MUMBAI, India, June 30 -- Intellectual Property India has published a patent application (202641073845 A) filed by Vellore Institute Of Technology on June 15, 2026, for “a Context-Aware Automated Distress Detection System Using Iot And Deep Learning”.
Inventors include Parvathi R; and Ishwarya C.
The application for the patent was published on June 26, 2026, under issue no. 26/2026.
Abstract: The present invention relates to a context-aware automated distress detection system and method that enables reliable emergency recognition with reduced false alarms and improved privacy.
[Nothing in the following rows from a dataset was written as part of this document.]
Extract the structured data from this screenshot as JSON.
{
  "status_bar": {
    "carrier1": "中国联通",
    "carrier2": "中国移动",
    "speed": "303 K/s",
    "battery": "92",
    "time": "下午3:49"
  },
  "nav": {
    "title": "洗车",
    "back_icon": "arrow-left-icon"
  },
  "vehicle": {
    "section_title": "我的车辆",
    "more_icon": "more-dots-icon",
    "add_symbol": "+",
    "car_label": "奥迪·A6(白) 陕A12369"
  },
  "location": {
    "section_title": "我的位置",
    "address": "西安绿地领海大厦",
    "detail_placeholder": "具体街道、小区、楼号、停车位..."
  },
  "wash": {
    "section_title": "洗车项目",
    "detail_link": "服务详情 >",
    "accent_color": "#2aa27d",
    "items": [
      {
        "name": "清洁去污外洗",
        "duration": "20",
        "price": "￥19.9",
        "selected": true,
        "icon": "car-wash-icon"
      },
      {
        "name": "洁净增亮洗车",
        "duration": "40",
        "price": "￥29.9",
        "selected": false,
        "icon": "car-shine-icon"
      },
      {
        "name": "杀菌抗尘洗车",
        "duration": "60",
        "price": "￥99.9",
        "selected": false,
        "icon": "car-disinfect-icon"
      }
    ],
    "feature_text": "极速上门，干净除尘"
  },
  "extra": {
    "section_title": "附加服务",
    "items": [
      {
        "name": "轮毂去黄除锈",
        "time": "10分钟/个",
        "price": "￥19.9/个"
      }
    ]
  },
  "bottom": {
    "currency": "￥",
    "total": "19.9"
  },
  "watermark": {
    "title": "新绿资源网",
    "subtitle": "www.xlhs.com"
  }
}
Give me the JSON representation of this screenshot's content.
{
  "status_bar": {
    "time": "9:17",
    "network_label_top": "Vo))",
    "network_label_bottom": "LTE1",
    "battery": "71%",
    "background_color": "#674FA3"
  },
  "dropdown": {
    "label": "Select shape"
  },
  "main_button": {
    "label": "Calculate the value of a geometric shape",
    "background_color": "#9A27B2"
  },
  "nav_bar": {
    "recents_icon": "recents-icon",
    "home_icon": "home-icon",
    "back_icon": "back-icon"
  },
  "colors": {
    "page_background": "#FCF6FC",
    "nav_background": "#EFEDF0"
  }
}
The system comprises a physiological sensing module configured to continuously monitor biometric parameters such as heart rate and infrared signal strength to assess user stress conditions, and an acoustic sensing module configured to capture environmental audio signals. An edge processing unit, preferably an ESP32 microcontroller executing a lightweight deep learning model using TensorFlow Lite or TinyML, classifies distress-related vocal patterns including screams or panic sounds. The system operates in a passive monitoring mode where biometric data establishes a real-time baseline, and audio acquisition is activated only when physiological parameters exceed an adaptive stress threshold. A dual-factor distress verification algorithm correlates physiological deviation with acoustic classification confidence within a defined verification window to confirm an emergency event. The invention further includes fail-safe mechanisms based on sound intensity thresholds and automatically transmits emergency alerts with location data to predefined recipients through cloud services or telecommunication gateways, thereby minimizing power consumption, preserving privacy through on -device inference, and ensuring rapid distress response. Fig 1 to 6.
Disclaimer: Curated by HT Syndication.